Genetic Variations and the MTHFR Mutations

According to the Linus Pauling Institute at Oregon State University, “Folate status is influenced by the presence of genetic variations in folate metabolism, particularly those found in the 5,10-methylenetetrahydrofolate reductase (MTHFR) gene.”

Those with MTHFR gene mutations are less efficient at converting folic acid and folate into L-methylfolate, which is the active form of folate in the body.

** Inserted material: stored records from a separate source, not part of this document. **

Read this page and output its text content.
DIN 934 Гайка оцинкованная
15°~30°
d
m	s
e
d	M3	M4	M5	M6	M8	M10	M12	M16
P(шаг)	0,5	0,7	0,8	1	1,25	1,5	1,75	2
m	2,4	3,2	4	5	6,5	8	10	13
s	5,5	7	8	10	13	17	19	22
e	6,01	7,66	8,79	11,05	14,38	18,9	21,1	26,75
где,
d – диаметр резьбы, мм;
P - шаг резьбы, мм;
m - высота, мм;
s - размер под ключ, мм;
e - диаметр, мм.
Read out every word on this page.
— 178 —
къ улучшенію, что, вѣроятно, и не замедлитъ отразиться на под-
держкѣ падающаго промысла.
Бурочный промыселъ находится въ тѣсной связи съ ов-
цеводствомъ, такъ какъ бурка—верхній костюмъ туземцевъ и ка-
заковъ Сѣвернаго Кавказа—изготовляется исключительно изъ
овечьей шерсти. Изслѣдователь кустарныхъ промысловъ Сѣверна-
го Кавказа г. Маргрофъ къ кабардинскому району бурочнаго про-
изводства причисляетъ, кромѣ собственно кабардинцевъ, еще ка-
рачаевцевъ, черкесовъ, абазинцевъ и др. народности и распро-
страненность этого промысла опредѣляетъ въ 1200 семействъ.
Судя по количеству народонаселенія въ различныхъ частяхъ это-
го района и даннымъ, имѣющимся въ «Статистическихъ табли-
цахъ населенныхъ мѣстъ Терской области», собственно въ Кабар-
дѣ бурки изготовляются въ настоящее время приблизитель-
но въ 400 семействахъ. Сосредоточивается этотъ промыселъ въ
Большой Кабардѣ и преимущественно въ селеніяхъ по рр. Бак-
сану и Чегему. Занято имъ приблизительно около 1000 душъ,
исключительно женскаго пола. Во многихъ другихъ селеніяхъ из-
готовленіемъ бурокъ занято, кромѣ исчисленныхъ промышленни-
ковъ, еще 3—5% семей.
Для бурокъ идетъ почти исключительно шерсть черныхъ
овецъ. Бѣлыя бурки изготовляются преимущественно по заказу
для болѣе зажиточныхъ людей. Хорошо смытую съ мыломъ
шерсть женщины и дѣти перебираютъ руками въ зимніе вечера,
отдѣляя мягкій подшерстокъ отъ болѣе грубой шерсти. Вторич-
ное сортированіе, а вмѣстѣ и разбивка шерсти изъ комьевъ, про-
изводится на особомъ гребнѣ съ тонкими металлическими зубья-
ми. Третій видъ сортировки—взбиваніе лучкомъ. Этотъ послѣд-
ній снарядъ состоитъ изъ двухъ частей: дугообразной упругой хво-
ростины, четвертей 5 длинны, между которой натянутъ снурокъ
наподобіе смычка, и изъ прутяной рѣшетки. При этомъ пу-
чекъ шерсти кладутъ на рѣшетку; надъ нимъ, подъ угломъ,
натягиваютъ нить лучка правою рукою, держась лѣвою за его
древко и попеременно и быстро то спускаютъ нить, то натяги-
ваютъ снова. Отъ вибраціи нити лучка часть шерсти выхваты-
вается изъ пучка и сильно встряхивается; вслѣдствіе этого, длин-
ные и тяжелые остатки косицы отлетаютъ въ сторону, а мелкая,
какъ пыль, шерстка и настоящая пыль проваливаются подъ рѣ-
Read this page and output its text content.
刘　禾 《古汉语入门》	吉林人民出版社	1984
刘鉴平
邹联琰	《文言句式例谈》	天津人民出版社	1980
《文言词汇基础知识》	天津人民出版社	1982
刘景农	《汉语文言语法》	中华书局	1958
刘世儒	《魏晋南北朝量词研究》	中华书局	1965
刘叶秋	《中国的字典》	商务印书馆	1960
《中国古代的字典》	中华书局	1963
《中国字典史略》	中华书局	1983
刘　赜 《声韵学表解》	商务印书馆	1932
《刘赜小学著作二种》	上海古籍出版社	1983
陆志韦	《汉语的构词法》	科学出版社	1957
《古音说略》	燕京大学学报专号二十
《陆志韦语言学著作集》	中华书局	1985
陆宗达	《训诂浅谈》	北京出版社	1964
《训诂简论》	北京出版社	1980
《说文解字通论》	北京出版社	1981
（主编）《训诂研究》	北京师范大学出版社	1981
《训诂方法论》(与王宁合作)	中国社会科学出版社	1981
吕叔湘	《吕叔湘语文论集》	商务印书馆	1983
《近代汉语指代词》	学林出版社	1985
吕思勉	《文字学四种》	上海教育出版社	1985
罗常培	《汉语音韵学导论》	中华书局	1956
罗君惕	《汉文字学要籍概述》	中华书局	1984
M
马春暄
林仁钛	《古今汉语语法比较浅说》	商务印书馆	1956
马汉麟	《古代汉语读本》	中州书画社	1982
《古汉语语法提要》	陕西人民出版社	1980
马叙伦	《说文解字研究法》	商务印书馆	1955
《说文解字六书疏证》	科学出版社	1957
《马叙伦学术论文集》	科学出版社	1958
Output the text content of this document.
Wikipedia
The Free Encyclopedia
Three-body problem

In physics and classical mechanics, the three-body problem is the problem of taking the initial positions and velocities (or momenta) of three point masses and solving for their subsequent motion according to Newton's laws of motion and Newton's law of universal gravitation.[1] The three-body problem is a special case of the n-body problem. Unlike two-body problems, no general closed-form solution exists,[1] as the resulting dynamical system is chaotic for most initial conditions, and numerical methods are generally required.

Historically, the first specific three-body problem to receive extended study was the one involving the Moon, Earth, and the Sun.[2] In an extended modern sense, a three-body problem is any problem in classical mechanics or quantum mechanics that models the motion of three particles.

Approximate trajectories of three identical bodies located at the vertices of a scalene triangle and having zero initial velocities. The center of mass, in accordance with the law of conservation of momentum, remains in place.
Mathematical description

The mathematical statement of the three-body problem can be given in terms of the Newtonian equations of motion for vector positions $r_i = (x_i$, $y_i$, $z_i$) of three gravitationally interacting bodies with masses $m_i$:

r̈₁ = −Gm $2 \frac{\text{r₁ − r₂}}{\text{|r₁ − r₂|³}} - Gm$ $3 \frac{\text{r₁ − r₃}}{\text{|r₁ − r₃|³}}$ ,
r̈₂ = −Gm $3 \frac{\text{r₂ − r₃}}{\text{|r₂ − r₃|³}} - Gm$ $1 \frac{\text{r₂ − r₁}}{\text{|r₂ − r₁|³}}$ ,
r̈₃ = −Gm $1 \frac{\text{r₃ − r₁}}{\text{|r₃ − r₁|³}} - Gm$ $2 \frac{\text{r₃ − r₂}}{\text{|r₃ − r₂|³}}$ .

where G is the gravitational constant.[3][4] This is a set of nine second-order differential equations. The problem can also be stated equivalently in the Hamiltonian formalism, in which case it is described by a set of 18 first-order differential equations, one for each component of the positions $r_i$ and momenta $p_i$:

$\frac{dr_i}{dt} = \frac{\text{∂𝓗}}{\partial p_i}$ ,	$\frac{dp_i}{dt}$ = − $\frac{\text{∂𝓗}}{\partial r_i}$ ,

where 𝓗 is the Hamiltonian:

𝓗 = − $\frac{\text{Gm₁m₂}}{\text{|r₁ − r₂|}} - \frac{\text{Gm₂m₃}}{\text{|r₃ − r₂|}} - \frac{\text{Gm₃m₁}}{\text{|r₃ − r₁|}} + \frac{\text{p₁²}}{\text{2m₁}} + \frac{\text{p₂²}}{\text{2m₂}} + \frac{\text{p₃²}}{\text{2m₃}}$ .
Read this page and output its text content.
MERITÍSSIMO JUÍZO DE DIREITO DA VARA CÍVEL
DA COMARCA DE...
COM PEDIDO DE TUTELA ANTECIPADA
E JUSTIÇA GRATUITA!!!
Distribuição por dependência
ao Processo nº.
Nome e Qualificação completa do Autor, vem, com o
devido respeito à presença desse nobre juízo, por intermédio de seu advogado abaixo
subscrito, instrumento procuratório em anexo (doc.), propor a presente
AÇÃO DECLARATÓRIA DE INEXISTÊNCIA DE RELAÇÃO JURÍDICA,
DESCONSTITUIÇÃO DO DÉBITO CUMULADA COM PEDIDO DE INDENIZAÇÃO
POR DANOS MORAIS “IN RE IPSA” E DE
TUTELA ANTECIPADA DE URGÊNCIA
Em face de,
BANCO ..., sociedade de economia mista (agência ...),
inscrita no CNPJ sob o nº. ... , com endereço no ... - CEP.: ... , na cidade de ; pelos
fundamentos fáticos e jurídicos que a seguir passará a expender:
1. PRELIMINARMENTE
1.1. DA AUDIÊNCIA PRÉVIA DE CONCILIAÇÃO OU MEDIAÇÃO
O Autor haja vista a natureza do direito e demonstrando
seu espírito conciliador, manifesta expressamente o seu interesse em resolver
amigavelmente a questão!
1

Routine screening for the MTHFR mutation is not recommended at this time. While there are genetic variations in the capacity to convert folate and folic acid to the body’s active form, it is already known that incorporating naturally rich food sources of folate is a safe way to increase folate stores in the body. According to the National Institutes of Health, “Dietary supplements containing L-methylfolate might be better than folic acid for individuals who have the MTHFR gene mutation because their bodies can use this form more easily.”

Personal Note

Those who have had their DNA analyzed through a commercial service will be able to see whether they carry these mutations, though it takes some digging into the raw data. I recently had my DNA analyzed through 23andMe. While doing research for this blog, I took a close look at my raw data and found that of the two sites considered key to MTHFR and folate status, I have the normal or so-called “wildtype” on one site and on the other site, I am heterozygous, which means there is some reduction in my ability to convert folic acid to the body’s active form (L-methylfolate).  I am not concerned though because folate rich foods such as dark leafy greens, asparagus, avocado, legumes and citrus are part of my daily diet.

Sources/References

Folate: Fact Sheet for Health Professionals, National Institutes of Health, Office of Dietary Supplements, https://ods.od.nih.gov/factsheets/Folate-HealthProfessional/

Folate:  Fact Sheet for Consumers: https://ods.od.nih.gov/factsheets/Folate-Consumer/

Linus Pauling Institute: Micronutrient Information Center, Vitamins:  Folate https://lpi.oregonstate.edu/mic/vitamins/folate

CDC. Updated Estimates of Neural Tube Defects Prevented by Mandatory Folic Acid Fortification — United States, 1995–2011. MMWR Morb Mort Wkly Rep. 2015: 64(01); 1-5.